Synaptic zinc inhibition of NMDA receptors depends on the association of GluN2A with the zinc transporter ZnT1.

作者信息

Krall Rebecca F, Moutal Aubin, Phillips Matthew B, Asraf Hila, Johnson Jon W, Khanna Rajesh, Hershfinkel Michal, Aizenman Elias, Tzounopoulos Thanos

机构信息

Department of Otolaryngology, University of Pittsburgh School of Medicine, Pittsburgh, PA 15261, USA.

Pittsburgh Hearing Research Center, University of Pittsburgh School of Medicine, Pittsburgh, PA 15261, USA.

出版信息

Sci Adv. 2020 Jul 3;6(27). doi: 10.1126/sciadv.abb1515. Print 2020 Jul.

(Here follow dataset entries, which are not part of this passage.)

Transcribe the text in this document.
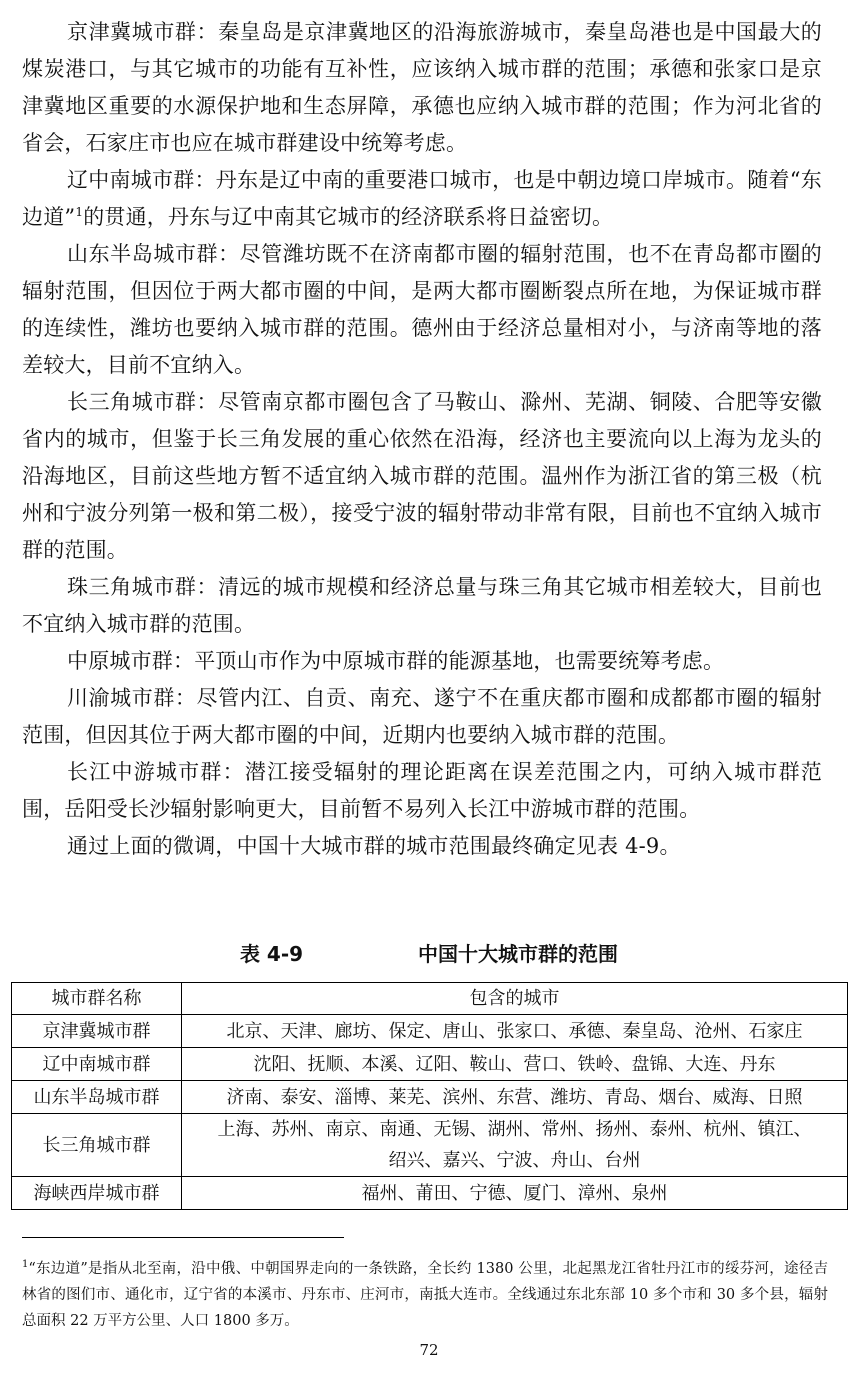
京津冀城市群：秦皇岛是京津冀地区的沿海旅游城市，秦皇岛港也是中国最大的煤炭港口，与其它城市的功能有互补性，应该纳入城市群的范围；承德和张家口是京津冀地区重要的水源保护地和生态屏障，承德也应纳入城市群的范围；作为河北省的省会，石家庄市也应在城市群建设中统筹考虑。

辽中南城市群：丹东是辽中南的重要港口城市，也是中朝边境口岸城市。随着“东边道”$^1$的贯通，丹东与辽中南其它城市的经济联系将日益密切。

山东半岛城市群：尽管潍坊既不在济南都市圈的辐射范围，也不在青岛都市圈的辐射范围，但因位于两大都市圈的中间，是两大都市圈断裂点所在地，为保证城市群的连续性，潍坊也要纳入城市群的范围。德州由于经济总量相对小，与济南等地的落差较大，目前不宜纳入。

长三角城市群：尽管南京都市圈包含了马鞍山、滁州、芜湖、铜陵、合肥等安徽省内的城市，但鉴于长三角发展的重心依然在沿海，经济也主要流向以上海为龙头的沿海地区，目前这些地方暂不适宜纳入城市群的范围。温州作为浙江省的第三极（杭州和宁波分列第一极和第二极），接受宁波的辐射带动非常有限，目前也不宜纳入城市群的范围。

珠三角城市群：清远的城市规模和经济总量与珠三角其它城市相差较大，目前也不宜纳入城市群的范围。

中原城市群：平顶山市作为中原城市群的能源基地，也需要统筹考虑。

川渝城市群：尽管内江、自贡、南充、遂宁不在重庆都市圈和成都都市圈的辐射范围，但因其位于两大都市圈的中间，近期内也要纳入城市群的范围。

长江中游城市群：潜江接受辐射的理论距离在误差范围之内，可纳入城市群范围，岳阳受长沙辐射影响更大，目前暂不易列入长江中游城市群的范围。

通过上面的微调，中国十大城市群的城市范围最终确定见表 4-9。

表 4-9	中国十大城市群的范围
城市群名称	包含的城市
京津冀城市群	北京、天津、廊坊、保定、唐山、张家口、承德、秦皇岛、沧州、石家庄
辽中南城市群	沈阳、抚顺、本溪、辽阳、鞍山、营口、铁岭、盘锦、大连、丹东
山东半岛城市群	济南、泰安、淄博、莱芜、滨州、东营、潍坊、青岛、烟台、威海、日照
长三角城市群	上海、苏州、南京、南通、无锡、湖州、常州、扬州、泰州、杭州、镇江、
绍兴、嘉兴、宁波、舟山、台州

海峡西岸城市群	福州、莆田、宁德、厦门、漳州、泉州

$^1$“东边道”是指从北至南，沿中俄、中朝国界走向的一条铁路，全长约 1380 公里，北起黑龙江省牡丹江市的绥芬河，途径吉林省的图们市、通化市，辽宁省的本溪市、丹东市、庄河市，南抵大连市。全线通过东北东部 10 多个市和 30 多个县，辐射总面积 22 万平方公里、人口 1800 多万。

72
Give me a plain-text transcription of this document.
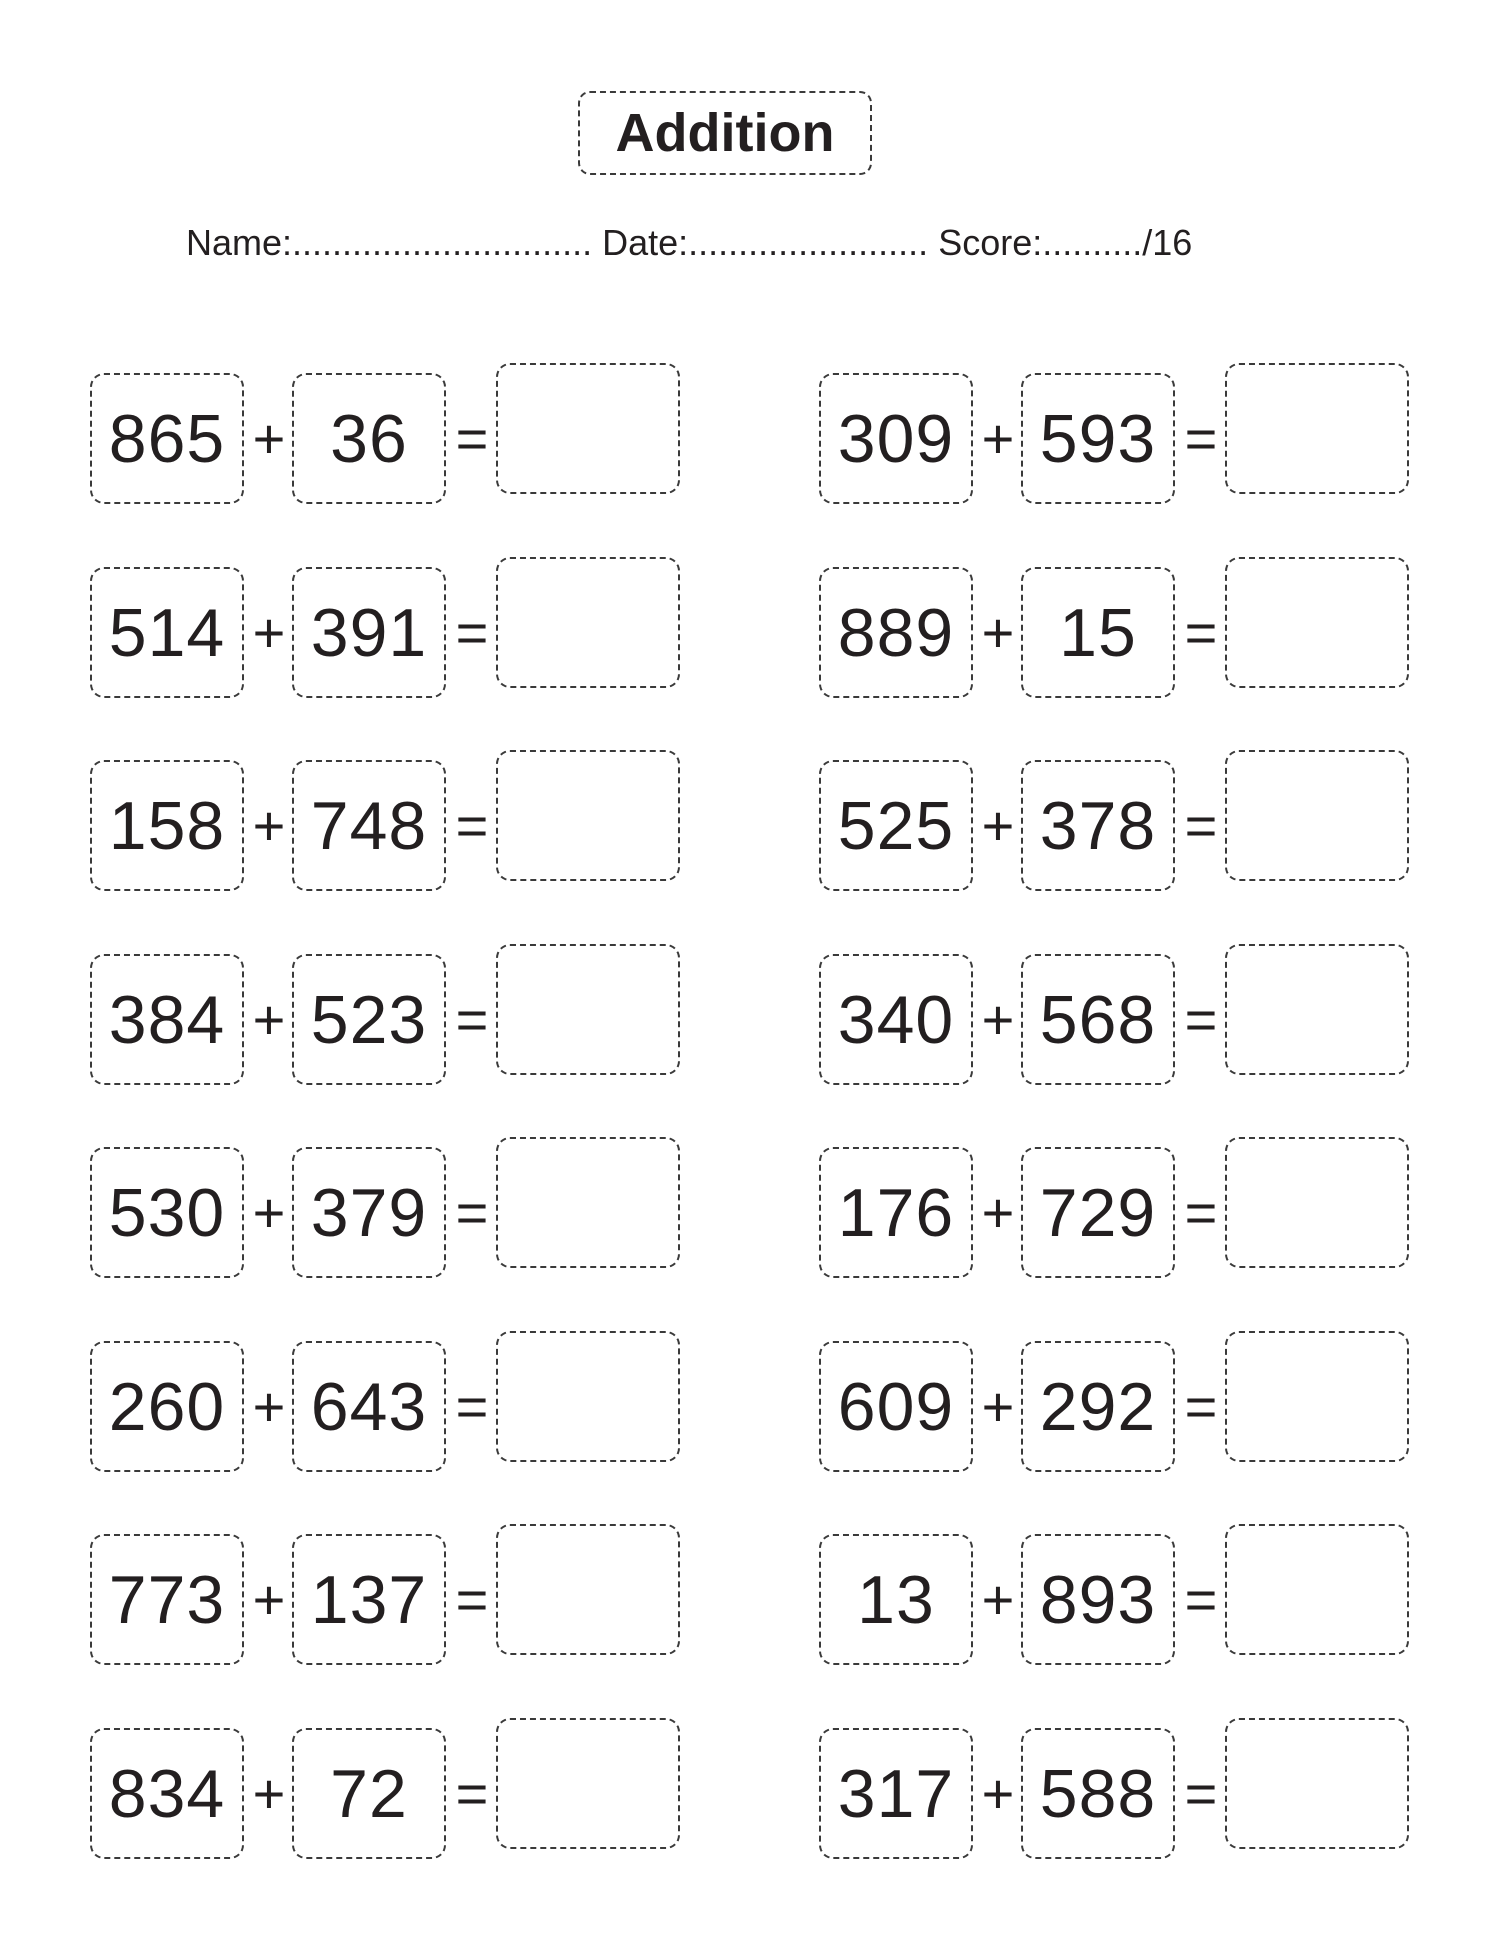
Addition
Name:.............................. Date:........................ Score:........../16
865 + 36 =
514 + 391 =
158 + 748 =
384 + 523 =
530 + 379 =
260 + 643 =
773 + 137 =
834 + 72 =
309 + 593 =
889 + 15 =
525 + 378 =
340 + 568 =
176 + 729 =
609 + 292 =
13 + 893 =
317 + 588 =
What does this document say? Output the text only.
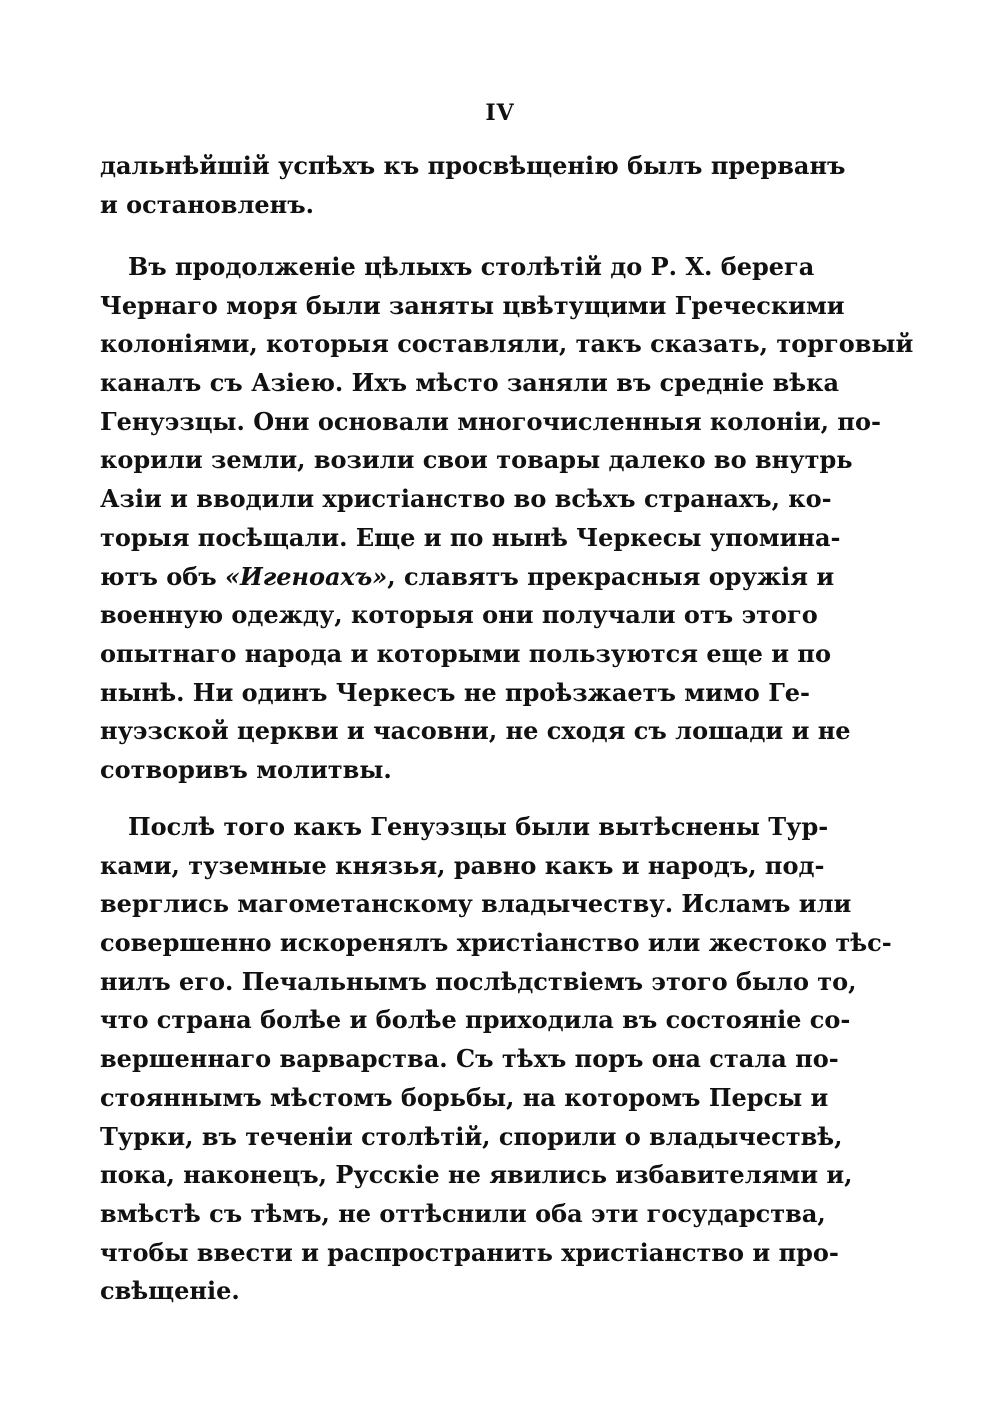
IV
дальнѣйшій успѣхъ къ просвѣщенію былъ прерванъ
и остановленъ.
Въ продолженіе цѣлыхъ столѣтій до Р. Х. берега
Чернаго моря были заняты цвѣтущими Греческими
колоніями, которыя составляли, такъ сказать, торговый
каналъ съ Азіею. Ихъ мѣсто заняли въ средніе вѣка
Генуэзцы. Они основали многочисленныя колоніи, по-
корили земли, возили свои товары далеко во внутрь
Азіи и вводили христіанство во всѣхъ странахъ, ко-
торыя посѣщали. Еще и по нынѣ Черкесы упомина-
ютъ объ «Игеноахъ», славятъ прекрасныя оружія и
военную одежду, которыя они получали отъ этого
опытнаго народа и которыми пользуются еще и по
нынѣ. Ни одинъ Черкесъ не проѣзжаетъ мимо Ге-
нуэзской церкви и часовни, не сходя съ лошади и не
сотворивъ молитвы.
Послѣ того какъ Генуэзцы были вытѣснены Тур-
ками, туземные князья, равно какъ и народъ, под-
верглись магометанскому владычеству. Исламъ или
совершенно искоренялъ христіанство или жестоко тѣс-
нилъ его. Печальнымъ послѣдствіемъ этого было то,
что страна болѣе и болѣе приходила въ состояніе со-
вершеннаго варварства. Съ тѣхъ поръ она стала по-
стояннымъ мѣстомъ борьбы, на которомъ Персы и
Турки, въ теченіи столѣтій, спорили о владычествѣ,
пока, наконецъ, Русскіе не явились избавителями и,
вмѣстѣ съ тѣмъ, не оттѣснили оба эти государства,
чтобы ввести и распространить христіанство и про-
свѣщеніе.
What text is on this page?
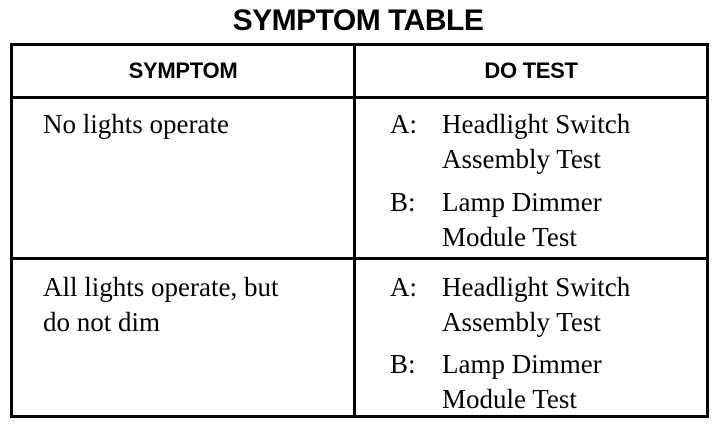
SYMPTOM TABLE
SYMPTOM	DO TEST
No lights operate	A: Headlight Switch
Assembly Test
B: Lamp Dimmer
Module Test
All lights operate, but
do not dim
A: Headlight Switch
Assembly Test
B: Lamp Dimmer
Module Test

DOI:10.1126/sciadv.abb1515
PMID:32937457
原文链接:https://pmc.ncbi.nlm.nih.gov/articles/PMC7458442/
Abstract

The NMDA receptor (NMDAR) is inhibited by synaptically released zinc. This inhibition is thought to be the result of zinc diffusion across the synaptic cleft and subsequent binding to the extracellular domain of the NMDAR. However, this model fails to incorporate the observed association of the highly zinc-sensitive NMDAR subunit GluN2A with the postsynaptic zinc transporter ZnT1, which moves intracellular zinc to the extracellular space. Here, we report that disruption of ZnT1-GluN2A association by a cell-permeant peptide strongly reduced NMDAR inhibition by synaptic zinc in mouse dorsal cochlear nucleus synapses. Moreover, synaptic zinc inhibition of NMDARs required postsynaptic intracellular zinc, suggesting that cytoplasmic zinc is transported by ZnT1 to the extracellular space in close proximity to the NMDAR. These results challenge a decades-old dogma on how zinc inhibits synaptic NMDARs and demonstrate that presynaptic release and a postsynaptic transporter organize zinc into distinct microdomains to modulate NMDAR neurotransmission.

摘要

N-甲基-D-天冬氨酸受体(NMDAR)受到突触释放的锌的抑制。这种抑制作用被认为是锌扩散穿过突触间隙并随后与NMDAR的细胞外结构域结合的结果。然而,该模型未能纳入观察到的高度锌敏感的NMDAR亚基GluN2A与突触后锌转运体ZnT1的关联,ZnT1可将细胞内锌转运到细胞外空间。在此,我们报告,一种可穿透细胞的肽破坏ZnT1-GluN2A的关联,会强烈降低小鼠耳蜗背侧核突触中突触锌对NMDAR的抑制作用。此外,NMDAR的突触锌抑制作用需要突触后细胞内锌,这表明细胞质锌由ZnT1转运到紧邻NMDAR的细胞外空间。这些结果挑战了几十年来关于锌如何抑制突触NMDAR的教条,并证明突触前释放和突触后转运体将锌组织成不同的微区,以调节NMDAR神经传递。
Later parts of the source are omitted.